The agreement was reached by members of a working group of government and community representatives formed after the Chippewas of Kettle and Stony Point First Nation removed traffic barricades at the Lake Huron beach in December, saying it hadn’t been consulted when the province government installed the barriers more than 40 years ago and cut off an “historic trail” between Kettle Point and Stony Point.
“We have agreement, consensus, by all the parties of our working group that there will be no vehicles driving on the beach for 2015,” Weber said.
The working group that began meeting in January includes representatives of Ontario’s Ministry of Aboriginal Affairs, the Ministry of Natural Resources, the First Nation, the Centre Ipperwash Community Association (CICA), Lambton Shores and the St. Clair Region Conservation Authority.
All of the participants, “are onside with proceeding this way,” Weber said.
“We have a lot of details to still work out on how everything is going to work, what type of signage will be there, what type of controls there will be.”
West Ipperwash Beach will continue to operate with paid parking, as it did last year, Weber said.
“We’ve come a long way,” he said.
“I’m very, very pleased with the way the group has worked together, and with the outcome.”
While there are details to still be worked out, “we hope this takes away the unknown for what’s happening this summer,” Weber said.
The Centre Ipperwash Community Association has organized a public meeting Sunday, 1 p.m. to 4 p.m., at the Port Franks Community Centre.

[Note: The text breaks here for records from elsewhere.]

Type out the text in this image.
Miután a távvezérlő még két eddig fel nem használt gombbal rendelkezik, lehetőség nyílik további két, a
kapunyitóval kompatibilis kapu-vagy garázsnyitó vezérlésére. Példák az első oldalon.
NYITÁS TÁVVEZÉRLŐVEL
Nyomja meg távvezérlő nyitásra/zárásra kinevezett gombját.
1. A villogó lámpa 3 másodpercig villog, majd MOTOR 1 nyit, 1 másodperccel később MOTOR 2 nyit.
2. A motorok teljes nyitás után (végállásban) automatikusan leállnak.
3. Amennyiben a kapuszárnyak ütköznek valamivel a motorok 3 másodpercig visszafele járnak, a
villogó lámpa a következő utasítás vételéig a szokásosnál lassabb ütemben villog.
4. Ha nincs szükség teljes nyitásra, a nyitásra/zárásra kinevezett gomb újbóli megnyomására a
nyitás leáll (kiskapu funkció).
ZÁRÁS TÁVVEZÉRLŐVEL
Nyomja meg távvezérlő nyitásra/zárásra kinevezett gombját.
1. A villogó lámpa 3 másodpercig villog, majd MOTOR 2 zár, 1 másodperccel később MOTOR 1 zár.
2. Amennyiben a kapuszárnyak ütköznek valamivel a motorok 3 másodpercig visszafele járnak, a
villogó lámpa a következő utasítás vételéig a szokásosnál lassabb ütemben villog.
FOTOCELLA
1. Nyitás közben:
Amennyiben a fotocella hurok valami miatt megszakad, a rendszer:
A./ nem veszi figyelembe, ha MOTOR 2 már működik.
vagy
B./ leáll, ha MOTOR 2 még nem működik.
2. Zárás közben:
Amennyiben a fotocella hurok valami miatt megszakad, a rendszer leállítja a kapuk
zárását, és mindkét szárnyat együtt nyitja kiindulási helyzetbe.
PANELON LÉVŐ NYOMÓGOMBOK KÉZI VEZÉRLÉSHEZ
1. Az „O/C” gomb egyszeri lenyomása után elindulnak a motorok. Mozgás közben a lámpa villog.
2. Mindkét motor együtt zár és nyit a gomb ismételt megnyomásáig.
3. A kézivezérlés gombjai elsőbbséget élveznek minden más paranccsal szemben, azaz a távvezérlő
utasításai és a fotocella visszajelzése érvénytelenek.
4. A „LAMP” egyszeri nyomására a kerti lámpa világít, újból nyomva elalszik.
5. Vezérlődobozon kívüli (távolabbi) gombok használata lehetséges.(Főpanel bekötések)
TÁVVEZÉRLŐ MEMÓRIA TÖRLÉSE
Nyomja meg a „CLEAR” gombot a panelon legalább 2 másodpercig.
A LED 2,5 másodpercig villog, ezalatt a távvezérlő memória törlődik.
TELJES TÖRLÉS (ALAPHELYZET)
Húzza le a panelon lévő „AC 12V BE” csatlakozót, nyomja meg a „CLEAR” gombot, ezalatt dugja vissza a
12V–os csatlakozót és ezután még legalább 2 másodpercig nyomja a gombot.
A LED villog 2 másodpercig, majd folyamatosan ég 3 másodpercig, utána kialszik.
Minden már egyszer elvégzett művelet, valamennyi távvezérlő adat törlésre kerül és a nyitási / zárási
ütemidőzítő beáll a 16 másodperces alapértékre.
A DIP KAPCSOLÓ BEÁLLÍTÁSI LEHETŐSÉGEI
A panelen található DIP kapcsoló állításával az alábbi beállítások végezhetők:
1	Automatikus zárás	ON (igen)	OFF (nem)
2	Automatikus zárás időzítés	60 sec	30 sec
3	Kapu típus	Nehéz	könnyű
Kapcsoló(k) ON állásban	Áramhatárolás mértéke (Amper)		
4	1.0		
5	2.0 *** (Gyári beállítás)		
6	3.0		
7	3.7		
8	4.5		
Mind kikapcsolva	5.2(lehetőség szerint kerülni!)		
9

Association member Mark Lindsay said representatives from Kettle and Stony Point, Lambton Shores, the Ministry of Natural Resources and the OPP are scheduled to attend, and residents are being invited out to speak with them.
The agreement for the coming summer for the beach stretching from West Ipperwash Road to Army Camp Road is “fantastic news,” Lindsay said.
“There are a lot of us who haven’t had much sleep since December, and I think we’re starting to get better sleep now that we’re not worried about the conflict.”
Weber said the agreement for this summer calls for access for emergency vehicles at the Centre Ipperwash Beach, and there is a proposal for a walking trail, possibly with signs providing historical and cultural information about the area.
He added future possibilities include the developing of a cultural and interpretive centre at the former Ipperwash Provincial Park land that is to be returned to the First Nation.
“We’re hoping to attract people back to Ipperwash beach,” Weber said.
“We’re hoping to make it a friendly, safe place for everyone to come and enjoy.”
The agreement for the coming summer is “step one,” he said.
“Relationship building is going to be a big part of what needs to happen in the short-term for a long-term solution.”
Weber said he hopes any thoughts of conflict that may have been in the air have now dissipated, “and we can move forward in a way that benefits the community.
“Neighbours working together, and building a relationship, is the goal.”